Full response-mode contract and the JSON-RPC error model: references/mcp-response-protocol.md.

MCP resources

axon://schema/mcp-tool — full JSON schema and routing contract (read this when you need exact field types/enums).
ui://axon/status-dashboard — interactive MCP App widget for live queue status.

Configuration

This skill names only the handful of env vars that matter at the point of use (AXON_COLLECTION, AXON_SEARXNG_URL, AXON_HYBRID_SEARCH, AXON_OUTPUT_DIR, AXON_DATA_DIR, …). The full surface — every AXON_* env var and ~/.axon/config.toml tuning key — is documented authoritatively and is not duplicated here:

config.example.toml (repo root) — all config.toml tuning knobs with defaults.
.env.example (repo root) — service URLs, API keys, and secrets.
docs/guides/configuration.md — full environment-variable reference + the two-layer (.env + config.toml) priority model.

Priority: CLI flags > env vars > ~/.axon/config.toml > built-in defaults.

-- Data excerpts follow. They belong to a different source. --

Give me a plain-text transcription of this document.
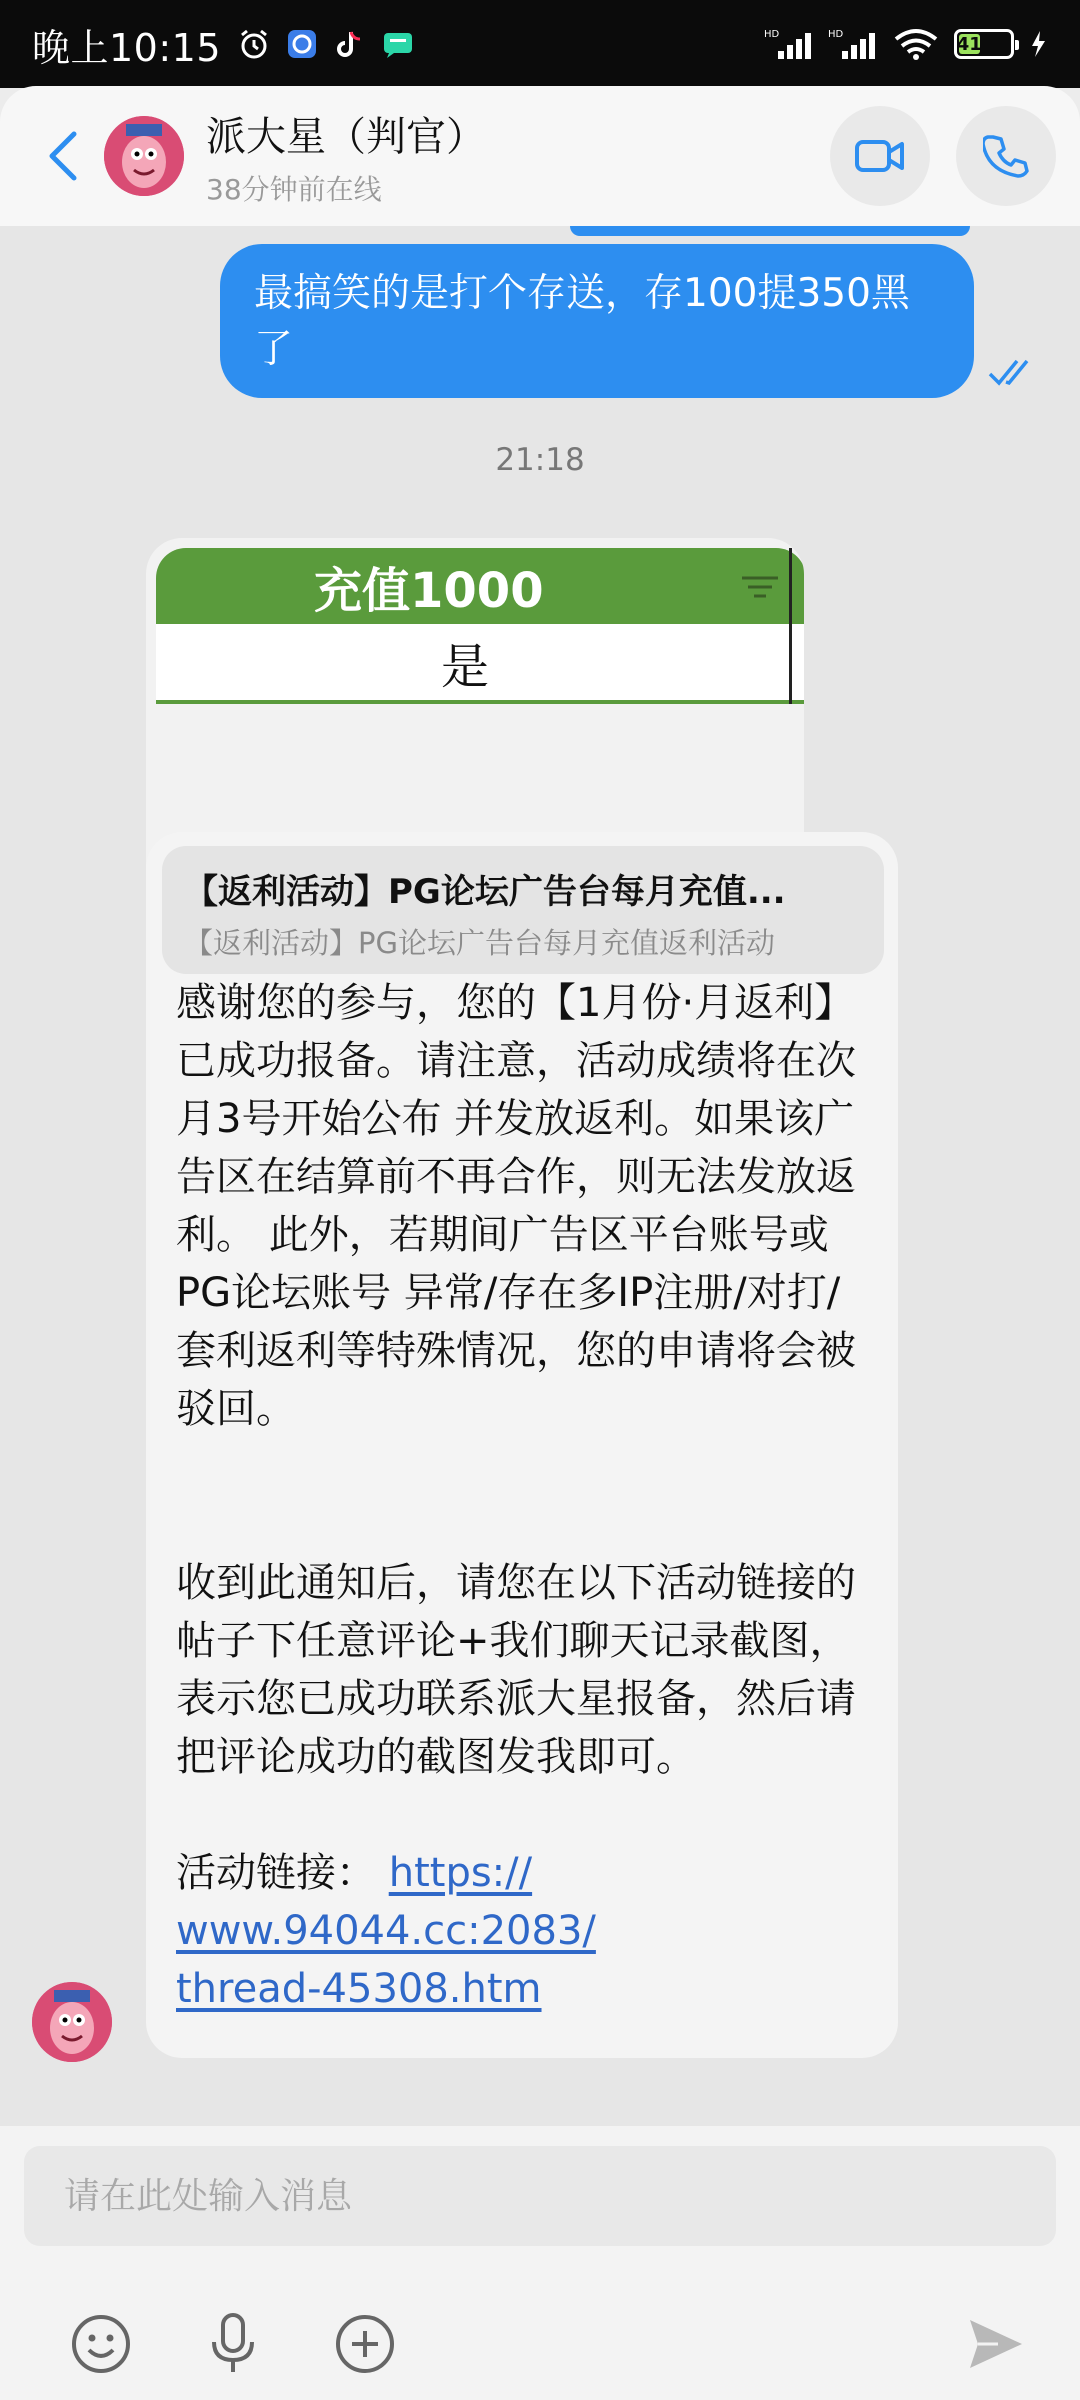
晚上10:15	HD	HD	41
派大星（判官）
38分钟前在线
最搞笑的是打个存送，存100提350黑了
21:18
充值1000
是
【返利活动】PG论坛广告台每月充值...
【返利活动】PG论坛广告台每月充值返利活动

感谢您的参与，您的【1月份·月返利】已成功报备。请注意，活动成绩将在次月3号开始公布 并发放返利。如果该广告区在结算前不再合作，则无法发放返利。 此外，若期间广告区平台账号或PG论坛账号 异常/存在多IP注册/对打/套利返利等特殊情况，您的申请将会被驳回。

收到此通知后，请您在以下活动链接的帖子下任意评论+我们聊天记录截图，表示您已成功联系派大星报备，然后请把评论成功的截图发我即可。

活动链接： https://
www.94044.cc:2083/
thread-45308.htm

请在此处输入消息
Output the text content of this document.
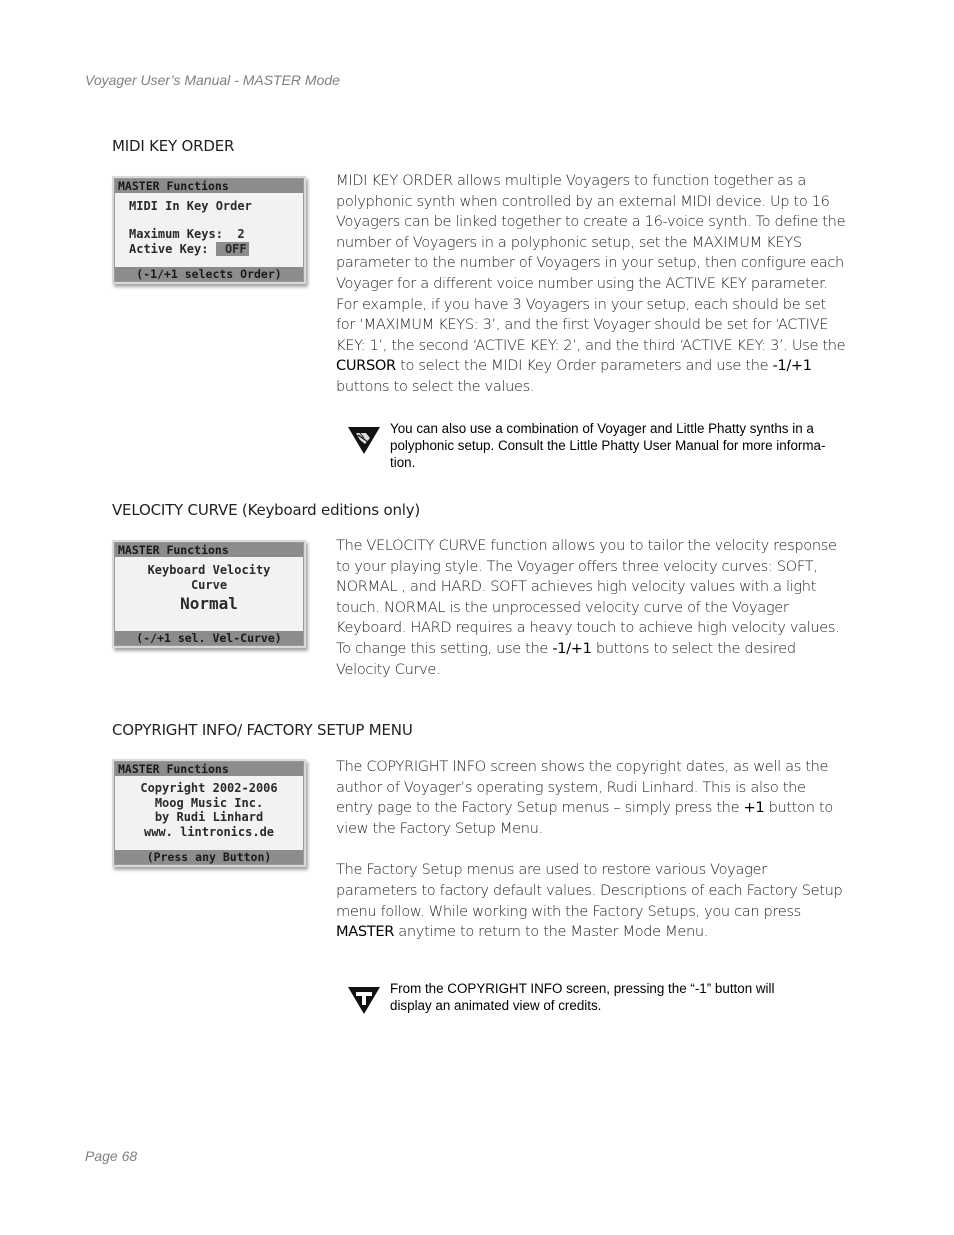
Voyager User’s Manual - MASTER Mode
MIDI KEY ORDER
MASTER Functions
MIDI In Key Order
Maximum Keys:  2
Active Key:  OFF
(-1/+1 selects Order)

MIDI KEY ORDER allows multiple Voyagers to function together as a polyphonic synth when controlled by an external MIDI device. Up to 16 Voyagers can be linked together to create a 16-voice synth. To define the number of Voyagers in a polyphonic setup, set the MAXIMUM KEYS parameter to the number of Voyagers in your setup, then configure each Voyager for a different voice number using the ACTIVE KEY parameter. For example, if you have 3 Voyagers in your setup, each should be set for ‘MAXIMUM KEYS: 3’, and the first Voyager should be set for ‘ACTIVE KEY: 1’, the second ‘ACTIVE KEY: 2’, and the third ‘ACTIVE KEY: 3’. Use the CURSOR to select the MIDI Key Order parameters and use the -1/+1 buttons to select the values.

You can also use a combination of Voyager and Little Phatty synths in a polyphonic setup. Consult the Little Phatty User Manual for more informa-tion.
VELOCITY CURVE (Keyboard editions only)
MASTER Functions
Keyboard Velocity
Curve
Normal
(-/+1 sel. Vel-Curve)

The VELOCITY CURVE function allows you to tailor the velocity response to your playing style. The Voyager offers three velocity curves: SOFT, NORMAL , and HARD. SOFT achieves high velocity values with a light touch. NORMAL is the unprocessed velocity curve of the Voyager Keyboard. HARD requires a heavy touch to achieve high velocity values. To change this setting, use the -1/+1 buttons to select the desired Velocity Curve.

COPYRIGHT INFO/ FACTORY SETUP MENU
MASTER Functions
Copyright 2002-2006
Moog Music Inc.
by Rudi Linhard
www. lintronics.de
(Press any Button)

The COPYRIGHT INFO screen shows the copyright dates, as well as the author of Voyager’s operating system, Rudi Linhard. This is also the entry page to the Factory Setup menus – simply press the +1 button to view the Factory Setup Menu.

The Factory Setup menus are used to restore various Voyager parameters to factory default values. Descriptions of each Factory Setup menu follow. While working with the Factory Setups, you can press MASTER anytime to return to the Master Mode Menu.

From the COPYRIGHT INFO screen, pressing the “-1” button will display an animated view of credits.
Page 68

Choosing parameters — quick guide

Situation	Reach for
User pastes a single URL	`action: "scrape"`
User says "the docs", "the whole site"	`action: "crawl"` with `max_pages` + `max_depth`
User asks a question without naming a source	`action: "ask"` (retrieves over whatever's indexed)
User wants only recent content	`ask` / `query` with `since: "7d"`
User wants citations / verification	`ask` with `diagnostics: true`
Ranking looks wrong	Try `hybrid_search: false` and compare
Need entity/relationship reasoning	`ask` with `diagnostics: true`; graph retrieval is not available in the current runtime
Crawled the wrong thing	`crawl` `subaction: "clear"` or per-family `cleanup`
RAG quality regression	`evaluate` with `retrieval_ab: true` (or CLI `axon evaluate <q> --retrieval-ab`)
Debug "nothing happened"	`action: "doctor"` first, then `action: "status"`

Tips and gotchas

Read shape, then reach for RAG — not the raw artifact. path mode keeps multi-megabyte results out of the conversation; pull the content back with ask/query/retrieve (it's already embedded) rather than reading/grepping the file. There is no artifacts action — it was removed precisely because RAG is the intended way to get content.
Don't paste raw axon <cmd> --help output. Most CLI subcommands inherit the entire Chrome flag set even when irrelevant. Use the action tables here instead.
help and doctor are cheap. Call help once per session to confirm the live action map; call doctor whenever something looks wrong.
Async by default. Lifecycle actions return a job_id; poll with subaction: "status". CLI users can pass --wait true for synchronous one-shots.
Cache reuse is on by default (CLI). Disable with --cache false; add --cache-http-only to force the HTTP path even when the cached job used Chrome.
graph: true is deprecated. Use hybrid search diagnostics and source coverage checks for retrieval debugging.
Temporal filters use indexing date, not document publication date — useful for "what did I add this week", not "what was published this week".
evaluate scores with a separate judge prompt (distinct role + reference material) on the same configured LLM backend. Available as both the MCP evaluate action and axon evaluate.
subaction defaults to start for lifecycle families — { "action": "crawl", "urls": [...] } is enough to enqueue a job.